Iwan, rambut sampingnya dicukur tipis, rambut tengahnya klimis tapi tetap saja berdiri seperti biasa, ada sedikit kilatan ketika terkena sinar matahari. Agaknya ia sudah mengikuti saranku untuk menggunakan minyak rambut, entah Lavender atau Orang-Aring, aku harap bukan minyak jelantah. Sebenarnya bisa kuketahui dari baunya. Tapi aku malas untuk mencium bau minyak rambutnya.

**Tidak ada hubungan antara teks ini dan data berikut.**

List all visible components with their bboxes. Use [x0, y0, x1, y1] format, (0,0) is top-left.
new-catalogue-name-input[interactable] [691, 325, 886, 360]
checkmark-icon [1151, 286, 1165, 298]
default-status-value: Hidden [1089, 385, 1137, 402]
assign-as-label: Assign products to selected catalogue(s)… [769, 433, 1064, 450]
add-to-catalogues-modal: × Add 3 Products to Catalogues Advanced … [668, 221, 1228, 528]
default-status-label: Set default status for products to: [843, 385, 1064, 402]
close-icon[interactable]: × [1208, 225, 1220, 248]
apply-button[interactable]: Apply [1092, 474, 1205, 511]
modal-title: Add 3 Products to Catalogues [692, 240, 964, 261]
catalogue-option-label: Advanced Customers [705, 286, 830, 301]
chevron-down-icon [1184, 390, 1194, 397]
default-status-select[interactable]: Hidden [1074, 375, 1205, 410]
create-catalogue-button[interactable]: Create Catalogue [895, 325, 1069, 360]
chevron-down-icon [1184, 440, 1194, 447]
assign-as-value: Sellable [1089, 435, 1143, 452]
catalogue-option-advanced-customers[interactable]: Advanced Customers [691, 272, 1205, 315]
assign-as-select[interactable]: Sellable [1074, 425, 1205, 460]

Sedangkan Purnomo terlihat sangat necis, setiap sudut pakaian terlihat sangat runcing, terutama celananya. Ia memang ahlinya dalam menyeterika pakaian. Aku banyak belajar teknik menyeterika pakaian darinya. Taufik, Harits dan Rais sudah pergi lebih dahulu ke gedung. Sementara Zaki baru bangun sama sepertiku.
Purnomo, Taufik, Rais dan teman-temanku yang lain tidak begadang seperti yang kami lakukan. Tugas mereka sudah selesai sejak jam sepuluh malam, selanjutnya mereka hanya menunggu hasil kerjaan kami. Di sela-sela waktu itu pasti mereka masih sempat untuk tidur sekedar tiga sampai empat jam bergantian. Karena itu, di pagi yang seharusnya indah bagiku ini, mereka masih terlihat segar.
Ketika selintas kulirik cermin besar di luar, kulihat wajahku sama seperti Iwan, sama-sama muka bantal, tapi bedanya mukaku pucat, kurang darah, efek begadang, sedangkan Iwan memang sudah dari sananya begitu. Sekali lagi aku kagum sama bang Rhoma, kupikir jangan-jangan ia mantan dokter, atau punya saudara dokter, atau temannya seorang  dokter, tapi prasangkaku yang paling ekstrem di otakku adalah jangan-jangan Pak Haji ini tukang begadang.
* * *

Jam 09.00 WIB. Acara sudah dimulai ketika aku, Irvan dan Zaki memasuki gedung Wiyataloka, tempat acara kelulusan itu berlangsung. Enggak ada yang peduli pada kami yang datang belakangan, karena semua mata tertuju pada karya kami di atas panggung, itu versi otakku dan Irvan. Tapi versi sebenarnya, seluruh pandangan tertuju pada pembawa acara yang sedang membacakan agenda acara perpisahan.
Zaki langsung berbaur dengan santri lainnya di barisan tengah. Sementara aku dan Irvan langsung mengambil tempat duduk paling pojok di belakang. Tidak ada santri yang duduk di barisan depan, karena kursi barisan depan hingga tengah, memang disiapkan untuk wali santri. Sedangkan kursi barisan tengah sampai belakang, disiapkan untuk para santri yang merayakan kelulusan.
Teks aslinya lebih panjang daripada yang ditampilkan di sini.